9. Se a arguição da invocada nulidade improceder, sempre entende o recorrente que nesta parte – a dos trabalhos prestados pelo mandatário a partir de 14.10.2020 – a sentença enferma de erro de julgamento, o que cautelar e subsidiariamente se aduz.

10. Resulta demonstrado que o MP suscitou uma questão assaz complexa e que o recorrente decidiu contratar um profissional especializado para curar de responder aos interesses de um único credor que, a proceder a sua tese, prejudicaria todos os outros (recorde-se que o MP queria que um elevado número de certidões fiscais fossem tratadas automaticamente como constituindo dívidas da MI).

11. Estando o MP representado por um licenciado em direito, a MI tinha igual direito (concita-se novamente o artigo 4o do CPC), sendo que em sede recursiva, tal constituição até é obrigatória (artigo 40º do CPC).

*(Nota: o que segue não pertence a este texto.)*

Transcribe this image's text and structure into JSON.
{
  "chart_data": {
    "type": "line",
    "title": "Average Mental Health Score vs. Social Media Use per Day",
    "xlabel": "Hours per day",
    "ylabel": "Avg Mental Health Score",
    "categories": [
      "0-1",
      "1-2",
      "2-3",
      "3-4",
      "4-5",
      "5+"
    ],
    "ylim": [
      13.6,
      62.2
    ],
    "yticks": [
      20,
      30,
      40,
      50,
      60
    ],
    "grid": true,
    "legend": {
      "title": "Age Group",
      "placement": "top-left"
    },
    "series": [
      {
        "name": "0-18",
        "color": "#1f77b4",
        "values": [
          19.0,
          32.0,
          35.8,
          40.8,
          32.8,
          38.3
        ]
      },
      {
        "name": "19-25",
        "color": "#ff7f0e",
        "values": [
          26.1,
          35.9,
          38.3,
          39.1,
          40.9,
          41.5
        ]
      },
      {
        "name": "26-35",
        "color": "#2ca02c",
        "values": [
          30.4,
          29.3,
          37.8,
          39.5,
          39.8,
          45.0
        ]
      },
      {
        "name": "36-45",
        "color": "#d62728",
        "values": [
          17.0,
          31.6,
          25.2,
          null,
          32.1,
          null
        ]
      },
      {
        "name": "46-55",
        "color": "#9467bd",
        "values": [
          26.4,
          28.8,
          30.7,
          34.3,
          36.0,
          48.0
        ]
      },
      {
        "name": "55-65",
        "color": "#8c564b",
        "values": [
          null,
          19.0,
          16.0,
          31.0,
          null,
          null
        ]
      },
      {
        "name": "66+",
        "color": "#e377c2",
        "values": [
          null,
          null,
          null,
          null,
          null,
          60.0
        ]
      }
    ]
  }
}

12. Ora, a sentença em recurso ao não validar as contas referindo que “o AI não justificou, em concreto, a não solicitação da prévia concordância e a necessidade e a adequação das mesmas (...), considera-se que as despesas relativas à contratação do advogado da massa insolvente não podem ser aprovadas”, incorre em erro de julgamento, e consequente vício de violação de lei, pois fez uma deficiente interpretação das normas invocadas no número antecedente, impondo-se a revogação da sentença em recurso e a prolação de uma nova decisão em que se validem as contas relativas aos trabalhos prestados pelo mandatário a partir de 14.10.2020.

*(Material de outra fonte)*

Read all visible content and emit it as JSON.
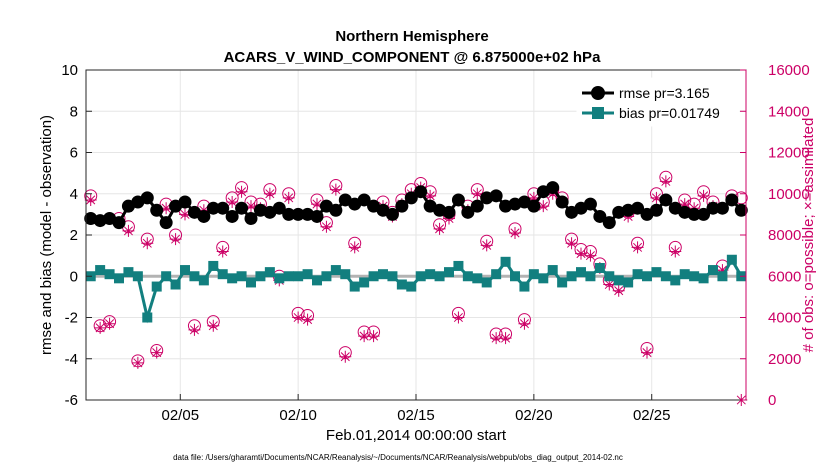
{
  "chart_data": {
    "type": "line",
    "title": "Northern Hemisphere",
    "subtitle": "ACARS_V_WIND_COMPONENT @ 6.875000e+02 hPa",
    "xlabel": "Feb.01,2014 00:00:00 start",
    "ylabel": "rmse and bias (model - observation)",
    "y2label": "# of obs: o=possible; ×=assimilated",
    "xlim": [
      1,
      29
    ],
    "ylim": [
      -6,
      10
    ],
    "y2lim": [
      0,
      16000
    ],
    "xticks": [
      5,
      10,
      15,
      20,
      25
    ],
    "xtick_labels": [
      "02/05",
      "02/10",
      "02/15",
      "02/20",
      "02/25"
    ],
    "yticks": [
      "-6",
      "-4",
      "-2",
      "0",
      "2",
      "4",
      "6",
      "8",
      "10"
    ],
    "y2ticks": [
      "0",
      "2000",
      "4000",
      "6000",
      "8000",
      "10000",
      "12000",
      "14000",
      "16000"
    ],
    "series": [
      {
        "name": "rmse pr=3.165",
        "color": "#000000",
        "values": [
          2.8,
          2.7,
          2.8,
          2.6,
          3.4,
          3.6,
          3.8,
          3.2,
          2.6,
          3.4,
          3.6,
          3.1,
          2.9,
          3.3,
          3.3,
          2.9,
          3.3,
          2.8,
          3.2,
          3.1,
          3.3,
          3.0,
          3.0,
          3.0,
          2.9,
          3.4,
          3.2,
          3.7,
          3.5,
          3.7,
          3.4,
          3.2,
          3.0,
          3.4,
          3.8,
          4.1,
          3.4,
          3.2,
          3.1,
          3.7,
          3.1,
          3.4,
          3.8,
          3.9,
          3.4,
          3.5,
          3.6,
          3.4,
          4.1,
          4.3,
          3.6,
          3.1,
          3.3,
          3.5,
          2.9,
          2.6,
          3.1,
          3.2,
          3.3,
          3.0,
          3.2,
          3.7,
          3.3,
          3.1,
          3.0,
          3.0,
          3.3,
          3.3,
          3.7,
          3.2
        ]
      },
      {
        "name": "bias pr=0.01749",
        "color": "#127f7f",
        "values": [
          0.0,
          0.3,
          0.1,
          -0.1,
          0.2,
          0.0,
          -2.0,
          -0.5,
          0.0,
          -0.4,
          0.3,
          0.0,
          -0.2,
          0.5,
          0.1,
          -0.1,
          0.0,
          -0.3,
          0.0,
          0.2,
          -0.1,
          0.0,
          0.0,
          0.1,
          -0.2,
          0.0,
          0.3,
          0.1,
          -0.5,
          -0.3,
          0.0,
          0.1,
          0.0,
          -0.4,
          -0.5,
          0.0,
          0.1,
          0.0,
          0.2,
          0.5,
          0.0,
          -0.1,
          -0.3,
          0.1,
          0.7,
          0.0,
          -0.5,
          0.1,
          -0.1,
          0.3,
          -0.3,
          0.0,
          0.2,
          0.0,
          0.4,
          0.0,
          -0.2,
          -0.3,
          0.1,
          0.0,
          0.2,
          0.0,
          -0.2,
          0.1,
          0.0,
          -0.1,
          0.3,
          0.0,
          0.8,
          0.0
        ]
      },
      {
        "name": "obs possible",
        "color": "#cc0066",
        "axis": "right",
        "values": [
          9900,
          3600,
          3800,
          8800,
          8400,
          1900,
          7800,
          2400,
          9500,
          8000,
          9200,
          3600,
          9400,
          3800,
          7400,
          9800,
          10300,
          9600,
          9500,
          10200,
          6000,
          10000,
          4200,
          4100,
          9700,
          8600,
          10400,
          2300,
          7600,
          3300,
          3300,
          9600,
          9100,
          9700,
          10200,
          10500,
          10100,
          8500,
          9000,
          4200,
          9400,
          10200,
          7700,
          3200,
          3200,
          8300,
          3900,
          10000,
          9600,
          10200,
          9800,
          7800,
          7300,
          7200,
          6600,
          5800,
          5500,
          9100,
          7600,
          2500,
          10000,
          10800,
          7400,
          9700,
          9500,
          10100,
          9600,
          6500,
          9900,
          9800
        ]
      },
      {
        "name": "obs assimilated",
        "color": "#cc0066",
        "axis": "right",
        "values": [
          9700,
          3500,
          3700,
          8600,
          8200,
          1800,
          7600,
          2300,
          9300,
          7800,
          9000,
          3400,
          9200,
          3600,
          7200,
          9600,
          10100,
          9400,
          9300,
          10000,
          5800,
          9800,
          4000,
          3900,
          9500,
          8400,
          10200,
          2100,
          7400,
          3100,
          3100,
          9400,
          8900,
          9500,
          10000,
          10300,
          9900,
          8300,
          8800,
          4000,
          9200,
          10000,
          7500,
          3000,
          3000,
          8100,
          3700,
          9800,
          9400,
          10000,
          9600,
          7600,
          7100,
          7000,
          6400,
          5600,
          5300,
          8900,
          7400,
          2300,
          9800,
          10600,
          7200,
          9500,
          9300,
          9900,
          9400,
          6300,
          9700,
          0
        ]
      }
    ],
    "grid": true,
    "legend": "top-right"
  },
  "footer": "data file: /Users/gharamti/Documents/NCAR/Reanalysis/~/Documents/NCAR/Reanalysis/webpub/obs_diag_output_2014-02.nc"
}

13. Já quanto à deficiente interpretação do artigo 55º/3 do CIRE impõe-se dizer que o Tribunal a quo, para além do já retro invocado, decidiu que a constituição de mandatário para apresentar e acompanhar as queixas crimes implicavam a autorização da Comissão de Credores.

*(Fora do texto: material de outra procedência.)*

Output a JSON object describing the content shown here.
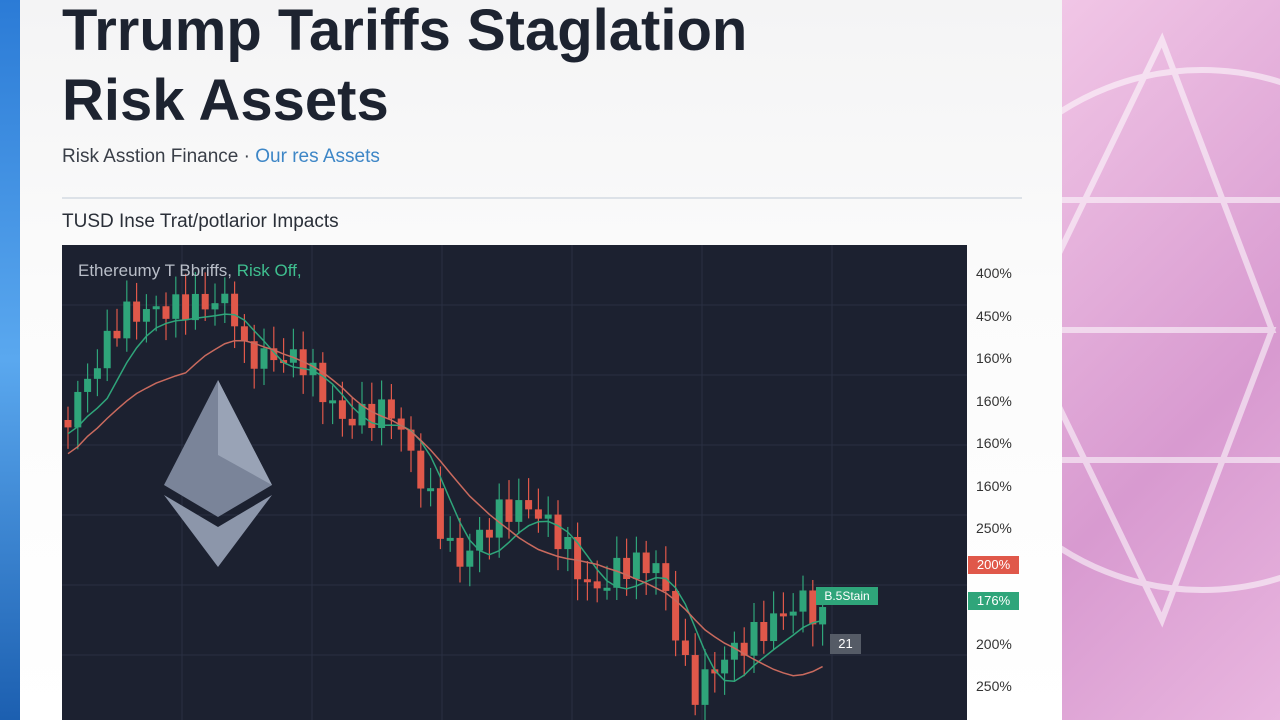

14. Foi apresentada a competente Nota de Honorários que – crê-se – obedece aos ditames do EOA, mormente ao artigo 100o.

15. Aos Administradores Judiciais são confiadas as funções definidas no artigo 55o CIRE e que visam garantir a defesa dos interesses patrimoniais da Massa e o interesse ressarcitório do quorum creditício.

16. Com efeito, o AI não pode – ou pelo menos e à semelhança dos causídicos, não deve - advogar em representação própria ou da Massa.

17. Desde logo, por determinação legal, não é exigível, nem consta como requisito legislativo, que os Administradores Judicias sejam licenciados em Direito, podendo ter formação noutras áreas de conhecimento com igual valorização para os processos de insolvência, mormente economia.

18. Por outro lado, mesmo sendo licenciado em direito, não significa ipso facto que seja advogado; e mesmo sendo jurista e advogado, o distanciamento, objetividade e discernimento exigíveis no mandato judicial, não aconselham a defesa da própria causa.

19. No âmbito de mandato forense, no nome e em interesse da Massa, foram praticados atos que se circunscrevem a quatro processos como melhor descrito na nota de honorários apresentada.

20. O processo nº 644/13.... teve origem na queixa-crime através da qual foi formalmente prestada notícia da prática dos ilícitos de insolvência dolosa p.p. pelo artigo 227o do Código Penal bem como o de favorecimento de credores agravado (artigo 229o ex. vi artigo 229o-A do Código Penal).

21. Impunha-se a rigorosa descrição dos factos, verificação do preenchimento do tipo legal e correto enquadramento do tipo de ilícito, nomeadamente a sua imputação. O facto da queixa ter sido assinada pelo recorrente, apenas decorre da vontade deste tanto, mas para que não subsistam dúvidas, a queixa foi elaborada pelo mandatário a pedido do recorrente e no interesse da MI.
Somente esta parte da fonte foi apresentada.